Tous les analystes de la planète avaient crié au miracle, présidant l’avènement de la lessive “j’arrive pas à croire comment mon linge il est trop blanc”, de la voiture “j’arrive pas à croire comment j’ai l’air viril” et du président “vous faites plus grand à la télé”. Quoi qu’il en soit, les noms de produits qui disent ce qu’ils font n’ont jamais eu le succès qu’on leur prédisait.

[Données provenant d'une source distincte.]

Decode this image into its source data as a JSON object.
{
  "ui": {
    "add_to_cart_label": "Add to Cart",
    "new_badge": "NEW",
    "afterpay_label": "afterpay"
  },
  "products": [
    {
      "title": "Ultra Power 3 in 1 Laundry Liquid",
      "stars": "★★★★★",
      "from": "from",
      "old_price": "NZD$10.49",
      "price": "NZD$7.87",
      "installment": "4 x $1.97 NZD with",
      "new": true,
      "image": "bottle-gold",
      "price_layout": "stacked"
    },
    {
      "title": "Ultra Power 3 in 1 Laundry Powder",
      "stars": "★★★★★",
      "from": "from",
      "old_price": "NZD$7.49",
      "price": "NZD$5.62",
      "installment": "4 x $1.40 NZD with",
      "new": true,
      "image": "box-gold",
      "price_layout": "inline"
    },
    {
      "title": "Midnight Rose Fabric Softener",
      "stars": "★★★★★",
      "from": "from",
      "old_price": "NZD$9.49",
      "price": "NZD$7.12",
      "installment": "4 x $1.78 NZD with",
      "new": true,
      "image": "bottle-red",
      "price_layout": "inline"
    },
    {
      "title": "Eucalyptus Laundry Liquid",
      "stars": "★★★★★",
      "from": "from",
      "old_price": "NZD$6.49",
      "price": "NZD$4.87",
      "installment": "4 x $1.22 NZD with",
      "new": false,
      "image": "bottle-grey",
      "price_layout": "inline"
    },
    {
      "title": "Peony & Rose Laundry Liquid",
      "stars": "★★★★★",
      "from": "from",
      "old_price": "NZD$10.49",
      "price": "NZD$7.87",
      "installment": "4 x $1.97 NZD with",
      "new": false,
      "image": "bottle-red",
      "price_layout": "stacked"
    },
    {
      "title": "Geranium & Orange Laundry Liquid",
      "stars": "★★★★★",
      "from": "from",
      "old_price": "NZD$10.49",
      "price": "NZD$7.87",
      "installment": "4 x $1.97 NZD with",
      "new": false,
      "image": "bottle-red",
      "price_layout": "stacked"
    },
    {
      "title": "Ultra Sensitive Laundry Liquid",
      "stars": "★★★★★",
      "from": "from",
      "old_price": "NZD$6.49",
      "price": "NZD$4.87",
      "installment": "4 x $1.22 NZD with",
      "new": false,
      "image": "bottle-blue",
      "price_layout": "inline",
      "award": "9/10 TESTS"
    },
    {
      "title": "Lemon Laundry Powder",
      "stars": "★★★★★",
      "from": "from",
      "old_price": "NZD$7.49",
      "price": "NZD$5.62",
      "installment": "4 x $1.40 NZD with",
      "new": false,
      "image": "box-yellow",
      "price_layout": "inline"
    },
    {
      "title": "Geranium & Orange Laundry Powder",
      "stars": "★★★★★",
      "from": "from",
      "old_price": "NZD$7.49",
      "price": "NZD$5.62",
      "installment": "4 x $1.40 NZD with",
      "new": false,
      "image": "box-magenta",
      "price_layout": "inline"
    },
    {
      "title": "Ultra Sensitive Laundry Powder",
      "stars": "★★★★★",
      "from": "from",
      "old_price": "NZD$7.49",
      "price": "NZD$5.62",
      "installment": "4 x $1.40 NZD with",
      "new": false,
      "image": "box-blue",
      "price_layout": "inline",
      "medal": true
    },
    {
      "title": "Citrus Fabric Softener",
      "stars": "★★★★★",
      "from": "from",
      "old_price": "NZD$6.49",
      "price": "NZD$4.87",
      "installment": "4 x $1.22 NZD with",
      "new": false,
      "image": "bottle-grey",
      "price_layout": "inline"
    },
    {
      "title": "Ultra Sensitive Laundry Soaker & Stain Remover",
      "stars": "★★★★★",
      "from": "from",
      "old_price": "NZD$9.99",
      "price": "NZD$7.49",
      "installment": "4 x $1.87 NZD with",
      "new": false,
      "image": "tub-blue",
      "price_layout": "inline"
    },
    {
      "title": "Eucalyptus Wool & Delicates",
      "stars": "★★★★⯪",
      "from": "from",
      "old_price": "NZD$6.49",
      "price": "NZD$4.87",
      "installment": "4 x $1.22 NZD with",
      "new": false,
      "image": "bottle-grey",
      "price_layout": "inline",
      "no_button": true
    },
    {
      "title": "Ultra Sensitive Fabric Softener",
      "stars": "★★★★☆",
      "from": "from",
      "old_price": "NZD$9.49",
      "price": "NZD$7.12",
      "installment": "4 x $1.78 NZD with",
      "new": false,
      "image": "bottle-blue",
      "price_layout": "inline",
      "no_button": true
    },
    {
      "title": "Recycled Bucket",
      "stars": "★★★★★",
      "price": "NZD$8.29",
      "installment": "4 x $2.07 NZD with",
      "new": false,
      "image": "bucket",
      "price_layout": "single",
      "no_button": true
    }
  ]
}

Mais si elles sont mortes chez nous, ces marques existent toujours dans les pays anglosaxons, et font parfois des miracles dans les rayons de supermarchés.



















Nous, le beurre machinchose c’était “aussi bon cru que cuit”. (et le slogan ajoutait “qui l’eût cru ?”)
Bon, sang, quelqu’un peut m’expliquer comment je me rappelle de ça (et surtout pourquoi) ?
Si c’est recommandé par Gary Coleman, ça ne peut qu’être un véritable délice !
Tiens, Tristero, t’es pas là ?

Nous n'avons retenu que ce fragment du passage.